Robert Tisserand, Rodney Young in „Essential Oil Safety„*:
„Im Allgemeinen besteht kein phototoxisches Risiko, wenn die Öle in einem Produkt verwendet werden, das entweder nicht auf den Körper aufgetragen oder von der Haut abgewaschen wird, wie z. B. Shampoo, Badezusatz oder Seife. Ätherische Öle können jedoch an der Haut haften, wenn sie in der Sauna oder bei der Dampfinhalation verwendet werden. Es besteht kein Risiko, wenn die Haut, auf die die Öle aufgetragen werden, so abgedeckt ist, dass die UV-Strahlen sie nicht erreichen können.“
„Wir empfehlen, dass die Haut, die mit phototoxischen Ölen in Mengen behandelt wurde, die über den Höchstwerten für die Anwendung liegen, 12 bis 18 Stunden lang nicht dem UV-Licht ausgesetzt werden sollte.“
Robert Tisserand veröffentlichte vor einiger Zeit online eine Übersicht, welche Verdünnungen zu welchen ätherischen Ölen als nicht photosensibilisierend gelten.

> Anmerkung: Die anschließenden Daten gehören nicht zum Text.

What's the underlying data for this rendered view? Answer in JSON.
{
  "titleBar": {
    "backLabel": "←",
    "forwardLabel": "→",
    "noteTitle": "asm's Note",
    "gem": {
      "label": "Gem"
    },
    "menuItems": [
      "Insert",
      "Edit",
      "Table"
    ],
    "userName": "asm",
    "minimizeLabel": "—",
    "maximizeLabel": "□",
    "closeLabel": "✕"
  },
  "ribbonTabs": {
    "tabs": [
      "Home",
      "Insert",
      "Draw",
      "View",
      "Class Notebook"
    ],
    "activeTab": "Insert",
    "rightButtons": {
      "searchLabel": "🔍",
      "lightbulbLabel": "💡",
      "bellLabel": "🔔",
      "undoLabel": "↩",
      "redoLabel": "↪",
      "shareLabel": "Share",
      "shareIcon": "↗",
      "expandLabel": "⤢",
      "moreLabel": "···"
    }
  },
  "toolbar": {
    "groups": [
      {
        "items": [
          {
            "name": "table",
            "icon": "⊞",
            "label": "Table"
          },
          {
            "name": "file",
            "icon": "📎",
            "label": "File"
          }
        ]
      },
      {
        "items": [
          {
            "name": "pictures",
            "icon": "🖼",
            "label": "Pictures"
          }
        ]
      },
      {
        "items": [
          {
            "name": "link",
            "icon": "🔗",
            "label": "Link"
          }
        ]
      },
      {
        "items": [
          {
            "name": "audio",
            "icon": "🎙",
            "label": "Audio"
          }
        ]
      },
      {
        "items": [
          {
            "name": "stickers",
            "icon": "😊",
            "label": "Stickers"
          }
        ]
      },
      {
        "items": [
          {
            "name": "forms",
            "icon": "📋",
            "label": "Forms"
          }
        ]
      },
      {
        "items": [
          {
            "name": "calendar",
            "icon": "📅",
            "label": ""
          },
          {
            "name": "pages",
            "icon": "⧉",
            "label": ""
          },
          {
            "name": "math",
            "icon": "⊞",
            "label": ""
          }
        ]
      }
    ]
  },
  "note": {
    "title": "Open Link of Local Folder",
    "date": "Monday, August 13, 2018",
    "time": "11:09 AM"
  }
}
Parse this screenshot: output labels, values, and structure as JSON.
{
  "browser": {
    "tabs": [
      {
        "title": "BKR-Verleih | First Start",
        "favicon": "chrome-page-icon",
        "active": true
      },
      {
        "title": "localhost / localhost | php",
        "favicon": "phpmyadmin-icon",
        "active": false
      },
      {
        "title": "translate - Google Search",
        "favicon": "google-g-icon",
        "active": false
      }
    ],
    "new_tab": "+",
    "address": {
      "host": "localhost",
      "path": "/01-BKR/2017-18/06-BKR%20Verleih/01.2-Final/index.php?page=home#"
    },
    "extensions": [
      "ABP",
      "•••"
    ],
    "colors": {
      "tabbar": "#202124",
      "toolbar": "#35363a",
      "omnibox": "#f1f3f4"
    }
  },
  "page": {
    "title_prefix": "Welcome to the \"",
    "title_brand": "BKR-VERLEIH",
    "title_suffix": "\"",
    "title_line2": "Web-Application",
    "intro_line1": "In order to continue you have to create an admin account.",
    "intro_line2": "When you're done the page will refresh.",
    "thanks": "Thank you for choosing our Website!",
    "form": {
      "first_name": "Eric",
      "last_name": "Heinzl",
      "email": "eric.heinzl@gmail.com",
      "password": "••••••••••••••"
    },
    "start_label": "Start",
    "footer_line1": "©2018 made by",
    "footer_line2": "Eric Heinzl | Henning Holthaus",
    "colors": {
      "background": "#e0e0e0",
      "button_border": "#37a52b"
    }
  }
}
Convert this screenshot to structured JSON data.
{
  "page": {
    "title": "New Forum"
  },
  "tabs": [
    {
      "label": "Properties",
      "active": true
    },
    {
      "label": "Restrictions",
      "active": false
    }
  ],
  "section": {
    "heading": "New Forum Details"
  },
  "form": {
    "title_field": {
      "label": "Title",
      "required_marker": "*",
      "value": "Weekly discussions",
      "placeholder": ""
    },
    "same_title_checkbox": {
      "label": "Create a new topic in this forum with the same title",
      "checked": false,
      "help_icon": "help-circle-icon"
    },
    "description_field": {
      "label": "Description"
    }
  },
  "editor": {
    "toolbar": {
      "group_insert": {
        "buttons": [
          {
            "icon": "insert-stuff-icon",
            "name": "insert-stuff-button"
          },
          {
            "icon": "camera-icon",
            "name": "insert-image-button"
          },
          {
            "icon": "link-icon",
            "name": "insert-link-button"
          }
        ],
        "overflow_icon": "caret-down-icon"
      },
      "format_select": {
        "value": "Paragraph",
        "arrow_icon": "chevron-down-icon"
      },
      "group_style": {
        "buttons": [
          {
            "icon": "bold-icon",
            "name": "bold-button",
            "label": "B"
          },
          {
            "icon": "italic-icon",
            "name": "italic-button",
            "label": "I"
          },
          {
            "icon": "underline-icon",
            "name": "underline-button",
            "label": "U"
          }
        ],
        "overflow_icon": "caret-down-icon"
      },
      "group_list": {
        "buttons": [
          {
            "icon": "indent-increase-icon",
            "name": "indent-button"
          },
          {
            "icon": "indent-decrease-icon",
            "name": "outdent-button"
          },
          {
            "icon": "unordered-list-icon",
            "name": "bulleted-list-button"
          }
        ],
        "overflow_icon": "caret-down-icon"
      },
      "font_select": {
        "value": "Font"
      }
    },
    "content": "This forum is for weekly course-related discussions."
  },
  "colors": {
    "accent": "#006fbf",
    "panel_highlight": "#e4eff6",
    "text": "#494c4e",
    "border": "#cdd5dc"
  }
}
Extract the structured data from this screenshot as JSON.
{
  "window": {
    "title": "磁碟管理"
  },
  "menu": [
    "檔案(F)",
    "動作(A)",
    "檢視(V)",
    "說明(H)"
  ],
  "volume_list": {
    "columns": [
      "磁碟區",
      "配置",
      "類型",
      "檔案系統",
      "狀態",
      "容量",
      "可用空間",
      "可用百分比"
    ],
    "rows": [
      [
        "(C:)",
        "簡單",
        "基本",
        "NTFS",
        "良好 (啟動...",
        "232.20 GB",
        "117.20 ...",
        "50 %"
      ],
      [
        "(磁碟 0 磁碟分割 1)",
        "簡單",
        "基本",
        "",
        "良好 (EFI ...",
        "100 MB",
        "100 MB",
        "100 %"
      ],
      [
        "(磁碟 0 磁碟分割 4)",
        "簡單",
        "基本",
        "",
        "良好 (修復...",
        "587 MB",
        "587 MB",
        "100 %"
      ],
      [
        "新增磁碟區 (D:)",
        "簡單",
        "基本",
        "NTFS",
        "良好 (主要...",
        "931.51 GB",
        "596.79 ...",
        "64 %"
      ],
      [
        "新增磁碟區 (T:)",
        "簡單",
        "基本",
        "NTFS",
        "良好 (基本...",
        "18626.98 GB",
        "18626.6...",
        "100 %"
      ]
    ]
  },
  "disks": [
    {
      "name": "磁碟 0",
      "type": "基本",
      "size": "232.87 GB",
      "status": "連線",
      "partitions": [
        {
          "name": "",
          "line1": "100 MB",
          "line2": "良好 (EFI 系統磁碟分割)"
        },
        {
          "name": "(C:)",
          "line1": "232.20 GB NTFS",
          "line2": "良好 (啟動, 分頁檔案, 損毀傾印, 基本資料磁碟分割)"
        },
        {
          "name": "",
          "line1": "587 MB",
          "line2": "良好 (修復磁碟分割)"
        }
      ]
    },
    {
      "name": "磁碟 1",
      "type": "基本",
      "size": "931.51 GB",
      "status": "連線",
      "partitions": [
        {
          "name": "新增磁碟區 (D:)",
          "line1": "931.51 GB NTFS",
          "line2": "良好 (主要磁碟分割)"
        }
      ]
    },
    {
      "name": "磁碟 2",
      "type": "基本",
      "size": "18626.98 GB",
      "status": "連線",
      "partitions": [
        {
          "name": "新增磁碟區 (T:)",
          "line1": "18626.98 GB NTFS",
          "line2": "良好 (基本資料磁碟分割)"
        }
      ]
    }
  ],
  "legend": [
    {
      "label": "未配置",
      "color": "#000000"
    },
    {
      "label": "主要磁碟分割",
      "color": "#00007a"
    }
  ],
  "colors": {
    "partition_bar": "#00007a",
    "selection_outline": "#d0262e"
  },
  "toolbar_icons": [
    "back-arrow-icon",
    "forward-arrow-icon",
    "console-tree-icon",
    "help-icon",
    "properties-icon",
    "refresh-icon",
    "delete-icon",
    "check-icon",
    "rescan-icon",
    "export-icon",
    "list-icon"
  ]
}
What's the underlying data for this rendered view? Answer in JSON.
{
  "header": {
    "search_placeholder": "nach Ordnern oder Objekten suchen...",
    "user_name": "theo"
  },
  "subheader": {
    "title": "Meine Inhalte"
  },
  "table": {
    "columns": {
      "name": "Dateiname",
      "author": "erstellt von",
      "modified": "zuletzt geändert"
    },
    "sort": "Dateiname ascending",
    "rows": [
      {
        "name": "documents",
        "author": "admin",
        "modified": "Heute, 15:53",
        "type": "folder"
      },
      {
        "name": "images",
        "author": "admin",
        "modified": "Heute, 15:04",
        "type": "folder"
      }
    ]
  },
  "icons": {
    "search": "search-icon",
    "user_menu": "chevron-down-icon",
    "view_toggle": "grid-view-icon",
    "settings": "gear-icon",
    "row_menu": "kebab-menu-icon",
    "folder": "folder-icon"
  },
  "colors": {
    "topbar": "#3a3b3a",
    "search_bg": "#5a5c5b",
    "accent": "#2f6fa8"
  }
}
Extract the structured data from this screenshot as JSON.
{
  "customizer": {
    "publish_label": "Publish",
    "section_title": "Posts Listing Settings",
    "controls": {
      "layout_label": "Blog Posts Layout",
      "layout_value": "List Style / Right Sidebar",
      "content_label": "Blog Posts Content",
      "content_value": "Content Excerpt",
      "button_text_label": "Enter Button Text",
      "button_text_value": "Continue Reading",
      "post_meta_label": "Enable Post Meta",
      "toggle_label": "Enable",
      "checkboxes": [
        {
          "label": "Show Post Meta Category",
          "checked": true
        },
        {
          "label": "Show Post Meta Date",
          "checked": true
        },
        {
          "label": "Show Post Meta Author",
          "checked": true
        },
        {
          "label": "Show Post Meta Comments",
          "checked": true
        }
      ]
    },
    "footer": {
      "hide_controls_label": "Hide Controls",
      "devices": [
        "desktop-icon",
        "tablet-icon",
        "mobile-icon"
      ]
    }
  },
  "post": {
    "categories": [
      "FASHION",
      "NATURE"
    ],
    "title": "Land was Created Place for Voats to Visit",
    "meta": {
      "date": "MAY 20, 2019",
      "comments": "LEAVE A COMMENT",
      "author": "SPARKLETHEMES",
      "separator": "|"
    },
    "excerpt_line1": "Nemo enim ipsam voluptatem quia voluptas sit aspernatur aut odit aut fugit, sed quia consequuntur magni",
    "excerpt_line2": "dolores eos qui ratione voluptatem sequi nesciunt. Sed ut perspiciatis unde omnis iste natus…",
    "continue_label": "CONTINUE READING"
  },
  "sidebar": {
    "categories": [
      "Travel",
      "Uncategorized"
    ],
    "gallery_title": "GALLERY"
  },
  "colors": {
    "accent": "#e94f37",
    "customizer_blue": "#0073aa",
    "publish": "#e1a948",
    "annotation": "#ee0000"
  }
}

Leider finde ich die Quelle online nicht mehr. Hier ist die Übersicht:
- Bergamotte (Citrus bergamia): 0,4 %
- Limette (Citrus aurantiifolia): 0,7 %
- Bitterorange (Citrus aurantium): 1,4 %
- Zitrone (Citrus limon): 2 %
- Grapefruit (Citrus paradisi): 4 %
- Orange (Citrus sinensis): 3 %
- Mandarine (Citrus reticulata): 3 %
- Angelikawurzel (Angelica archangelica): 0,78 %
- Kreuzkümmel (Cuminum cyminum): 0,4 %
- Liebstöckel (Levisticum officinale ): 0,78 %
- Zitronen-Verbene (Lippia citriodora ): 0,78 %
- Petersilie (Petrosellinum sativum): 0,78 %
- Weinraute (Ruta graveolens): 0,78 %
- Tagetes (Tagetes tenuifolia): 0,05 %
Diskussion: Diese Verdünnungen scheinen in Widerspruch zu den oben genannten Furocoumaringehalten zu stehen. Ich weiß nicht, wie gut die Untersuchung der IFRA war. Folgt gern dem Link unter Liste, um eine Tabelle mit den Differenzierungen der Furocoumarine zu finden (spannend, oder so). Die einzelnen Furocoumarine können unterschiedlich intensiv wirken, aber die Chargen eben auch variieren. Mit der Erfahrungsliste von Robert Tisserand bin ich bisher immer gut gefahren.
Für Neueinsteigerinnen und Neueinsteiger: 1 Tropfen ätherisches Öl auf 5 mL (1 Teelöffel) fettes Öl = 1 %. 2 Tropfen auf die gleiche Menge = 2 %, 3 Tropfen = 3 % und so weiter. 1 Tropfen auf 10 mL (2 Teelöffel) sind demnach 0,5 % Dosierung.